Using the OWASP Top 10 in Your Organization

The OWASP Top 10 works best as a starting point, not a compliance checklist. Use it to:

  1. Train developers on common vulnerability patterns
  2. Prioritize security testing around high-risk areas
  3. Guide code reviews with specific risks in mind
  4. Inform threat modeling with real-world attack patterns

OWASP provides a Cheat Sheet Series that maps defensive techniques to each Top 10 category. Tools like OWASP ZAP can scan applications for many of these vulnerabilities during development.

The list updates every few years based on new data. The shift from 2021 to 2025 shows how supply chain and configuration issues have become more prominent while the fundamentals—access control, injection, authentication—remain constant threats. Several of these vulnerability classes featured in our top 10 cyber stories of 2025 year-in-review.

For more on secure development practices, explore our security guides. If you're tracking specific vulnerabilities, our vulnerability coverage reports on actively exploited flaws and available patches.

Frequently Asked Questions

How often is the OWASP Top 10 updated?

OWASP releases new versions every few years based on vulnerability data and community input. The 2025 edition followed the 2021 version. Each update reflects shifts in attack patterns and the evolving application landscape.

Is the OWASP Top 10 a compliance requirement?

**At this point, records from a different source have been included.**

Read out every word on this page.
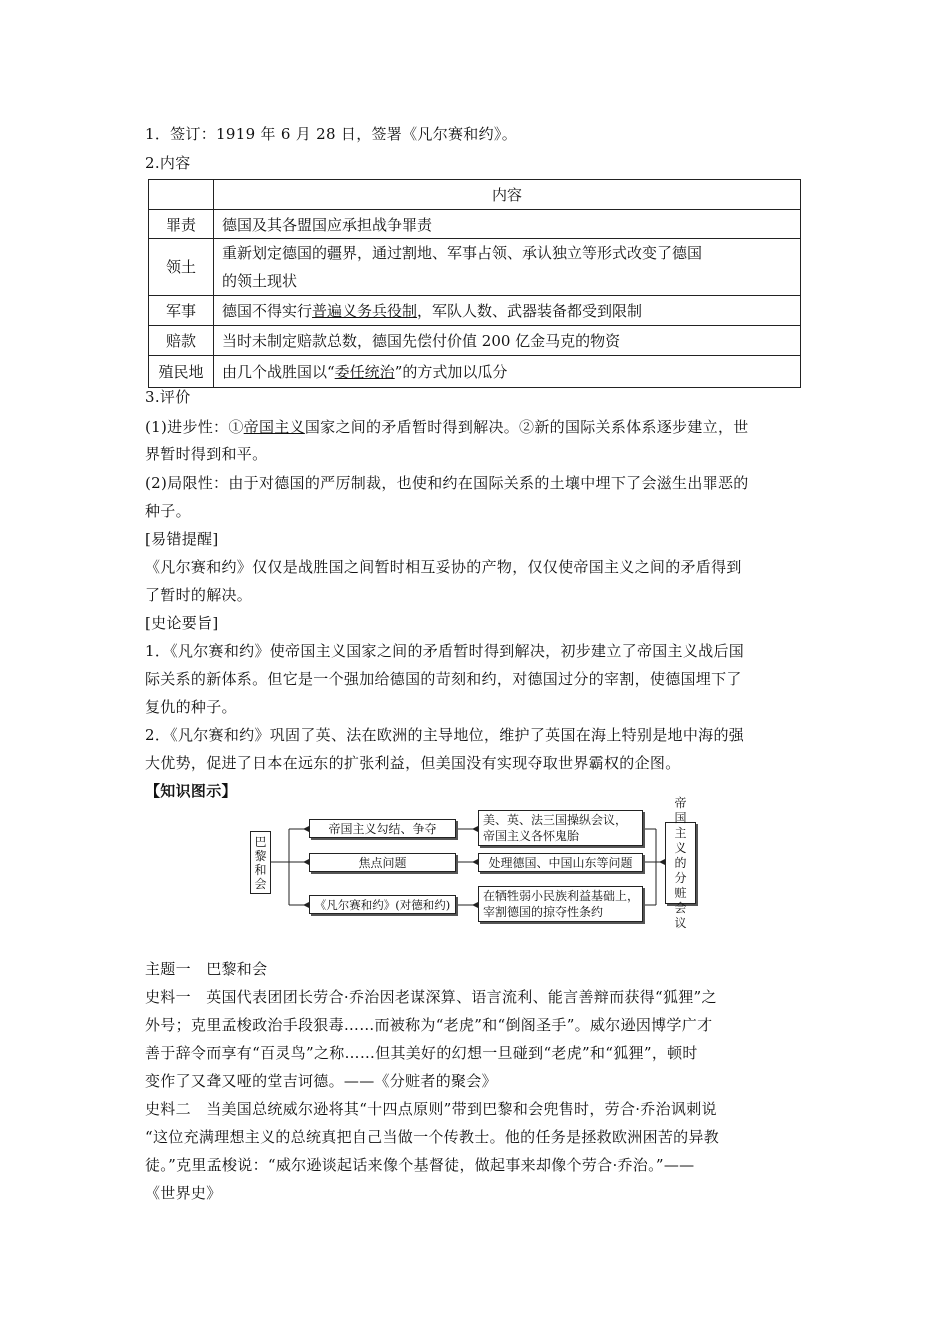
1．签订：1919 年 6 月 28 日，签署《凡尔赛和约》。
2.内容
	内容
罪责	德国及其各盟国应承担战争罪责
领土	重新划定德国的疆界，通过割地、军事占领、承认独立等形式改变了德国
的领土现状

军事	德国不得实行普遍义务兵役制，军队人数、武器装备都受到限制
赔款	当时未制定赔款总数，德国先偿付价值 200 亿金马克的物资
殖民地	由几个战胜国以“委任统治”的方式加以瓜分
3.评价
(1)进步性：①帝国主义国家之间的矛盾暂时得到解决。②新的国际关系体系逐步建立，世
界暂时得到和平。
(2)局限性：由于对德国的严厉制裁，也使和约在国际关系的土壤中埋下了会滋生出罪恶的
种子。
[易错提醒]
《凡尔赛和约》仅仅是战胜国之间暂时相互妥协的产物，仅仅使帝国主义之间的矛盾得到
了暂时的解决。
[史论要旨]
1．《凡尔赛和约》使帝国主义国家之间的矛盾暂时得到解决，初步建立了帝国主义战后国
际关系的新体系。但它是一个强加给德国的苛刻和约，对德国过分的宰割，使德国埋下了
复仇的种子。
2．《凡尔赛和约》巩固了英、法在欧洲的主导地位，维护了英国在海上特别是地中海的强
大优势，促进了日本在远东的扩张利益，但美国没有实现夺取世界霸权的企图。
【知识图示】
巴黎和会
帝国主义勾结、争夺
焦点问题
《凡尔赛和约》(对德和约)
美、英、法三国操纵会议，
帝国主义各怀鬼胎
处理德国、中国山东等问题
在牺牲弱小民族利益基础上，
宰割德国的掠夺性条约
帝国主义的分赃会议
主题一　巴黎和会
史料一　英国代表团团长劳合·乔治因老谋深算、语言流利、能言善辩而获得“狐狸”之
外号；克里孟梭政治手段狠毒……而被称为“老虎”和“倒阁圣手”。威尔逊因博学广才
善于辞令而享有“百灵鸟”之称……但其美好的幻想一旦碰到“老虎”和“狐狸”，顿时
变作了又聋又哑的堂吉诃德。——《分赃者的聚会》
史料二　当美国总统威尔逊将其“十四点原则”带到巴黎和会兜售时，劳合·乔治讽刺说
“这位充满理想主义的总统真把自己当做一个传教士。他的任务是拯救欧洲困苦的异教
徒。”克里孟梭说：“威尔逊谈起话来像个基督徒，做起事来却像个劳合·乔治。”——
《世界史》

While not a legal requirement, the OWASP Top 10 is referenced by PCI DSS, HIPAA security guidelines, and other frameworks. Many organizations use it as a baseline for application security programs.

What's the difference between OWASP Top 10 and the API Security Top 10?

OWASP maintains separate Top 10 lists for web applications, APIs, mobile apps, and LLM applications. Each addresses risks specific to that context, though there's overlap in areas like authentication and access control.